Integrating large language models (LLMs) into closed-loop robotic task planning has become increasingly popular within embodied artificial intelligence. Previous efforts mainly focused on leveraging the strong reasoning abilities of LLMs to enhance task planning performance while often overlooking task planning efficiency and executability due to repetitive queries to LLMs. This paper addresses the synergy between LLMs and task planning systems, aiming to minimize redundancy while enhancing planning effectiveness. Specifically, building upon Prog-Prompt and the high-level concept of Tree-Planner, we propose Vote-Tree-Planner. This sampling strategy utilizes votes to guide plan traversal during the decision-making process. Our approach is motivated by a straightforward observation: assigning weights to agents during decision-making enables the evaluation of critical paths before execution. With this simple vote-tree construction, our method further improves the success rate and reduces the number of queries to LLMs. The experimental results highlight that our Vote-Tree-Planner demonstrates greater stability and shows a higher average success rate and goal condition recall on the unseen dataset compared with previous baseline methods. These findings underscore the potential of the Vote-Tree-Planner to enhance planning accuracy, reliability, and efficiency in LLM-based planning systems.

Paper Structure

This paper contains 21 sections, 6 equations, 3 figures, 3 tables, 2 algorithms.

Figures (3)

  • Figure 1: Illustration of our proposed Vote-Tree-Planner pipeline. $N$ plans are generated by the framework of Prog-Prompt using the LLM, then the unique commands are extracted and reordered into $M$ plans by the LLM again. These plans are then merged into an execution tree as inspired by Tree-Planner hu2023treeplanner. The execution tree is then tested in the virtual home simulator puig2018virtualhomepuig2020watchandhelp. We integrate the main characteristics from both pipelines to form our proposed method. Left (the Prog-Prompt Block): prompts the LLM and generates $N$ plans, then unique commands are extracted to a set. Middle (left column of the Command Reordering and Tree Construction Block): prompts the LLM again using the unique command set and generates $M$ plans. Right (right column of the Command Reordering and Tree Construction Block): constructs the generated plans into a tree with votes, and then executes the plan according to the votes.
  • Figure 2: Illustration of voting mechanism.
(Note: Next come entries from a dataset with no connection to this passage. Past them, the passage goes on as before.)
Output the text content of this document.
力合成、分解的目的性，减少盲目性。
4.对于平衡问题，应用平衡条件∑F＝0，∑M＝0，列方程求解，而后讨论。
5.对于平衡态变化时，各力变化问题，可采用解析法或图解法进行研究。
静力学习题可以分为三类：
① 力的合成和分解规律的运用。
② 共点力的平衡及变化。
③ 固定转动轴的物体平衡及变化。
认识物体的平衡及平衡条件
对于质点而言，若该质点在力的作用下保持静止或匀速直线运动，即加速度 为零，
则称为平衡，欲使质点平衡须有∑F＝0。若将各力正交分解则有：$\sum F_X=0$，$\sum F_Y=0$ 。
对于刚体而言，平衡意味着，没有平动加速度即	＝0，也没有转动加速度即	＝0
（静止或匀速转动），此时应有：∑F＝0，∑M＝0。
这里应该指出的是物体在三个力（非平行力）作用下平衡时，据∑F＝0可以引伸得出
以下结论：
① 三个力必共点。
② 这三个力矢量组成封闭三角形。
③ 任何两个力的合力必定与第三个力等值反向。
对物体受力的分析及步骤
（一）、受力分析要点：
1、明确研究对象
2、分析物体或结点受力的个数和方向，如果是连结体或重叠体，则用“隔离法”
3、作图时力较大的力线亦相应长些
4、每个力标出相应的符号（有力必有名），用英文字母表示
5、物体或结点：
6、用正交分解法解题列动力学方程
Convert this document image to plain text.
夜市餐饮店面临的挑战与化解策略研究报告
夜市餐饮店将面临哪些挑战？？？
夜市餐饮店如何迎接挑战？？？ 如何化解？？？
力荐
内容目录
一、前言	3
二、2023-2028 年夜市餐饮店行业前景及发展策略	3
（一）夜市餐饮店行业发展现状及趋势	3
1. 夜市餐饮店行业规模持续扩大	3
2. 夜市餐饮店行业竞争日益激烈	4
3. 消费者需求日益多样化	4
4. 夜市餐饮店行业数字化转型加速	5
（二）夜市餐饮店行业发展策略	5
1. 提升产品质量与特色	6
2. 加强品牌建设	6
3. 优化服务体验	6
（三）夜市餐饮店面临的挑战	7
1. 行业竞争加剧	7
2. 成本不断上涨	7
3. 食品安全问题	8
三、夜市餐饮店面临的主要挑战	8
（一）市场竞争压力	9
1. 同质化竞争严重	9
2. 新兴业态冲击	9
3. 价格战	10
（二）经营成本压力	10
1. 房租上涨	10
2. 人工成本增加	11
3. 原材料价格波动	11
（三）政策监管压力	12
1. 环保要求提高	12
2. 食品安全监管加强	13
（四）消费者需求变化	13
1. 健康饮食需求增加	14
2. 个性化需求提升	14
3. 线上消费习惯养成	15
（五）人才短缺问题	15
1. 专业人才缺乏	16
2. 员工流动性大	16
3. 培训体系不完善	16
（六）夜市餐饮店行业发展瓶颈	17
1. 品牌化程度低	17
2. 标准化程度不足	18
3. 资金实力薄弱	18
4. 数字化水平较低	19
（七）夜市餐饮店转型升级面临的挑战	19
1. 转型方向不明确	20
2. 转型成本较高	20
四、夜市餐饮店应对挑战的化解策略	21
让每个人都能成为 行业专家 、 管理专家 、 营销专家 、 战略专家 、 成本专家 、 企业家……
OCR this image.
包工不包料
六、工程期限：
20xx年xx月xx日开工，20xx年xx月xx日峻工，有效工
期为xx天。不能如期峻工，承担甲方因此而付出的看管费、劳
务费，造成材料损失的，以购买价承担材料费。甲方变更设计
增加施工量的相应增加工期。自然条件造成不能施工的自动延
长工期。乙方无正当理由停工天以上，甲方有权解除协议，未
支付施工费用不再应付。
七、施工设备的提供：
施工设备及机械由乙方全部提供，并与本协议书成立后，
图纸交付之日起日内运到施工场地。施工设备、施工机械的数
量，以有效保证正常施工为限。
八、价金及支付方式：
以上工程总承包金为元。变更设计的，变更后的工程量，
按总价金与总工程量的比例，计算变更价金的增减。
Error Correction (left): When a node is successfully executed. The next step is finding the child of that node with the highest vote and trying to execute the command of that node. If the execution fails, we execute the second-highest-voted child. If all the children fail, the mechanism should traverse another branch according to the number of votes and continue. Successful Execution (right): The execution process terminates when a node without any child nodes is executed successfully.
  • Figure 3: Qualitative analysis. The two planning examples, "Microwave Salmon" (left) and "Put Salmon In The Fridge" (right), show the comparison between two plans generated by Prog-Prompt singh2022progprompt (on the left of each side) and our method (on the right of each side). Commands in red represent what Prog-Prompt did wrong and redundantly, while our method did correctly and concisely. Commands in orange represent what Prog-Prompt did redundantly while our method did concisely. Commands in green represent necessary and correct commands for both Prog-Prompt and our method.